Barcodes, chips, tags and DNA labelling are becoming more commonplace in the meat and seafood industry. But with dairy, it is trickier to forge a farm-to-fork connection. Since the late 1960s, the Canadian dairy industry has been governed by a supply-management system that is operated by farmer-run provincial marketing boards. The milk produced by independent farmers is sold to local dairy processors and blended into a collective pool. Unless the milk is segregated from the pool and put it in its own silo (for which a premium to the farmer must be paid to offset the costs), it's impossible to trace to the exact source.

"I didn't realize there would be so many roadblocks," Ms. Joyce recalls. After eight months of searching, she was cold-called by Bill Vanderkooi of B.C.'s EcoDairy, a demonstration farm that provides the only other traceable milk in the province to Avalon Dairy. Mr. Vanderkooi put her in touch with Meadowfresh Dairy, which was already using Lavender Farm's traceable skim milk to process a yogurt drink for Booster Juice.

Going forward, Ms. Joyce realizes that she is very quickly going to run into the problem of volume. The goal for the first year is $1-million in sales. By 2020, she hopes to scale the business to national distribution with sales of $40-milllion. However, her distributors already want more ice cream than she can supply and she is scouting for another single-source farm in Western Canada that meets her standards.

Mr. Charlebois says the search will be even tougher she moves east. "In B.C., the farmers are not afraid to think outside the box. In Ontario and Quebec, compliance is king, especially in the dairy industry."

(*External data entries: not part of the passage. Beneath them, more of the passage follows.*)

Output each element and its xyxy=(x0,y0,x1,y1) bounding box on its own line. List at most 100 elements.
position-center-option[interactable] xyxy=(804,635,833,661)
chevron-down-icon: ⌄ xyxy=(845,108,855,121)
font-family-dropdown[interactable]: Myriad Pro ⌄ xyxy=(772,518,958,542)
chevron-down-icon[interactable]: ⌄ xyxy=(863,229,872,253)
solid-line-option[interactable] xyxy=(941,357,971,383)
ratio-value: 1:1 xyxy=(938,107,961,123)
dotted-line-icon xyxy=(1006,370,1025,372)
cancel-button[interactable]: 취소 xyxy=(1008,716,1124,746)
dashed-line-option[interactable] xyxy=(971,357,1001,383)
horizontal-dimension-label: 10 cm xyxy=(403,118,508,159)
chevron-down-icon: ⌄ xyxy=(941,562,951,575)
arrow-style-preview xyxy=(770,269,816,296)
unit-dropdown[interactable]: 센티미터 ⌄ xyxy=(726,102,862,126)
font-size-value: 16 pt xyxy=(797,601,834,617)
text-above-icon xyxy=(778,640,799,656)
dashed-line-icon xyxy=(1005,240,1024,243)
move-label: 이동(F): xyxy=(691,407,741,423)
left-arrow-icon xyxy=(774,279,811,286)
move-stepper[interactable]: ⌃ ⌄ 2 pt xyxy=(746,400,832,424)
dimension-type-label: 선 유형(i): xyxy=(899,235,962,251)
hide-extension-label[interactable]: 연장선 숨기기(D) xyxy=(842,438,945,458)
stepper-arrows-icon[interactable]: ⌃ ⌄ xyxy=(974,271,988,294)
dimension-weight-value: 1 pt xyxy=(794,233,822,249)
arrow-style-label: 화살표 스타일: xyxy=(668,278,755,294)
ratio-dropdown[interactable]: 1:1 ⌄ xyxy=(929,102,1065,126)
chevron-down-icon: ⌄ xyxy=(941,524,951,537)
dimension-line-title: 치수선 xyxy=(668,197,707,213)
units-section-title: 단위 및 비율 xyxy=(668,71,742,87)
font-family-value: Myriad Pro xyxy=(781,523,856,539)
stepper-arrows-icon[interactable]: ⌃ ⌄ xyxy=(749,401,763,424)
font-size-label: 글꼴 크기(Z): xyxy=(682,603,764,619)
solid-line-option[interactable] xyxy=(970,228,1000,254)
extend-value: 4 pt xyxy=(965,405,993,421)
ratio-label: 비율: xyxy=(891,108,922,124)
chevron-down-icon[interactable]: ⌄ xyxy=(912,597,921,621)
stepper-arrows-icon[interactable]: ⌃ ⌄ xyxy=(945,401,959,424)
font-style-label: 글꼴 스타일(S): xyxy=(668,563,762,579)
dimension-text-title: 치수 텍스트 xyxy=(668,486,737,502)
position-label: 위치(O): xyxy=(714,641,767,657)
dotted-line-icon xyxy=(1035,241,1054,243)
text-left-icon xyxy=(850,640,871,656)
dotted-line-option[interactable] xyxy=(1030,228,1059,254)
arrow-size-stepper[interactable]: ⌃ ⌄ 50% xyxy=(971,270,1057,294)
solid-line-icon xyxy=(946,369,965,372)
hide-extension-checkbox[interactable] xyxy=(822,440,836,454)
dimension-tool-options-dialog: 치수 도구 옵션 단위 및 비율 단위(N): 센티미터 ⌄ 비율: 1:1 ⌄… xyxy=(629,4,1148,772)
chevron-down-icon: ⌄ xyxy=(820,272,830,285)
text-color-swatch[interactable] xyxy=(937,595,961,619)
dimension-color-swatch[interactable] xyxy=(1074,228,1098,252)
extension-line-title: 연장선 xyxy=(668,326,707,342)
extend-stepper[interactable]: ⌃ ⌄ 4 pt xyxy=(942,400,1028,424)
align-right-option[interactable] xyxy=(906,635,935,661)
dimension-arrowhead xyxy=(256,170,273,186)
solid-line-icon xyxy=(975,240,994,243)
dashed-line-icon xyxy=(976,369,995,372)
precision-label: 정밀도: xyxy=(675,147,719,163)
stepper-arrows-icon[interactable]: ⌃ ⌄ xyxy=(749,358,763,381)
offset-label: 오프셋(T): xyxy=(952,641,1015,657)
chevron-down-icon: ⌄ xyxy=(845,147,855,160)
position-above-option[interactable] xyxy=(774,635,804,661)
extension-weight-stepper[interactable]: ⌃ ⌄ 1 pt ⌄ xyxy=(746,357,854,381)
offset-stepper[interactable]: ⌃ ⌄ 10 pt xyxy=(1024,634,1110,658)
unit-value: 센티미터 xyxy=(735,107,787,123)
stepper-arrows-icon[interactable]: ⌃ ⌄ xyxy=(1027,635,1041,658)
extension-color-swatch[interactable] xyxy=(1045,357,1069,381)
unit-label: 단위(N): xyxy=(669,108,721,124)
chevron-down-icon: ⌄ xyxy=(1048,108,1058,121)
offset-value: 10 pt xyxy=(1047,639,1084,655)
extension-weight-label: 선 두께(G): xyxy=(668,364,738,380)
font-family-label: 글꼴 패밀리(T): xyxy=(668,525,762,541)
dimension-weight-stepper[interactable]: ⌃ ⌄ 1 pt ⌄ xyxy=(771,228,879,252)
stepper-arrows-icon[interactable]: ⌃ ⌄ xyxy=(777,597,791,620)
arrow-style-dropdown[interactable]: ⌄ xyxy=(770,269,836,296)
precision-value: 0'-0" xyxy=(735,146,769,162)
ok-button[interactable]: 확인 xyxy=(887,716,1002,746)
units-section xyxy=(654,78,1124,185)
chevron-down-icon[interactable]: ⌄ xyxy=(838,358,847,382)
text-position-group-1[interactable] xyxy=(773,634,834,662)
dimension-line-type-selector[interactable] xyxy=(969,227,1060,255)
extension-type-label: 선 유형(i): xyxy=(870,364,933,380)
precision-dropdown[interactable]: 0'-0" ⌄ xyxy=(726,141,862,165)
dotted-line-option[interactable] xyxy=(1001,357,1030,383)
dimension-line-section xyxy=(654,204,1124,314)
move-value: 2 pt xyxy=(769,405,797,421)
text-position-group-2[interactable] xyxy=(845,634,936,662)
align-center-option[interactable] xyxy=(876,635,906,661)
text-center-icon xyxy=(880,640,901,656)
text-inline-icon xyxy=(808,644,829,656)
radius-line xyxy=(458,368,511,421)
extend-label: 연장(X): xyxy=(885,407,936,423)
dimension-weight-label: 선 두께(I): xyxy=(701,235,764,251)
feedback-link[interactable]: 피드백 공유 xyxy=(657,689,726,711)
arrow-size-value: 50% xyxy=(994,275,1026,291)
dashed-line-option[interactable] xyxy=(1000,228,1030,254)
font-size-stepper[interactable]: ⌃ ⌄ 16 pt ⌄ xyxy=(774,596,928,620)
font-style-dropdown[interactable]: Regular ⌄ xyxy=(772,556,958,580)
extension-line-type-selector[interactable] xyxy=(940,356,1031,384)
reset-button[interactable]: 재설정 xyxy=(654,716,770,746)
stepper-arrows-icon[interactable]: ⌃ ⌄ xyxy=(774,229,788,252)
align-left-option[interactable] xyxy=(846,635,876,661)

Ms. Joyce says it's a challenge worth taking on. "I grew up on a farm. My parents were selling organic fruit before anyone knew what organic meant. As a mother, I care about the food I feed my family. Happy, less-stressed cows lead to better milk and, ultimately, better ice cream."

Local taste evaluators agree. "It's a very luxurious ice cream," says Deniz Tarakcioglu, former executive chef at Vancouver's Medina Café, the first restaurant to put Betterwith on its menu. "The cream flavour is probably the best I've ever tasted. It reminds me of the pure raw milk I grew up drinking in Istanbul."

But will the "traceable" label on her classic teal-and-gold packaging resonate with shoppers? Bob Burke, a U.S. consultant who specializes in natural, organic and specialty products, isn't sure. "Why should consumers care? Is it better than Haagen-Dazs? Is it denser? Richer? Creamier? I think [the packaging] needs to elaborate on why 'traceable' milk makes the product better."

Kurstin Leith, a partner with LBN Brand Management, which is working with Betterwith as its retail broker, notes that "traceability" will be the next big thing in Vancouver, which has long been an incubator for progressive food trends.

In the meantime, Ms. Joyce has been busy doing in-store demos almost daily, leveraging her minor-celebrity status. "The customers get it. Even if they're not familiar with the term 'traceable,' they understand it implicitly when I explain. Everyone keeps saying to me, 'Thank you for caring about the cows.'"

Clarification: An earlier version of this story said Betterwith was the first-to-market premier ice cream made with traceable milk in Canada. While the company made the claim, it is not possible to verify that it was the first.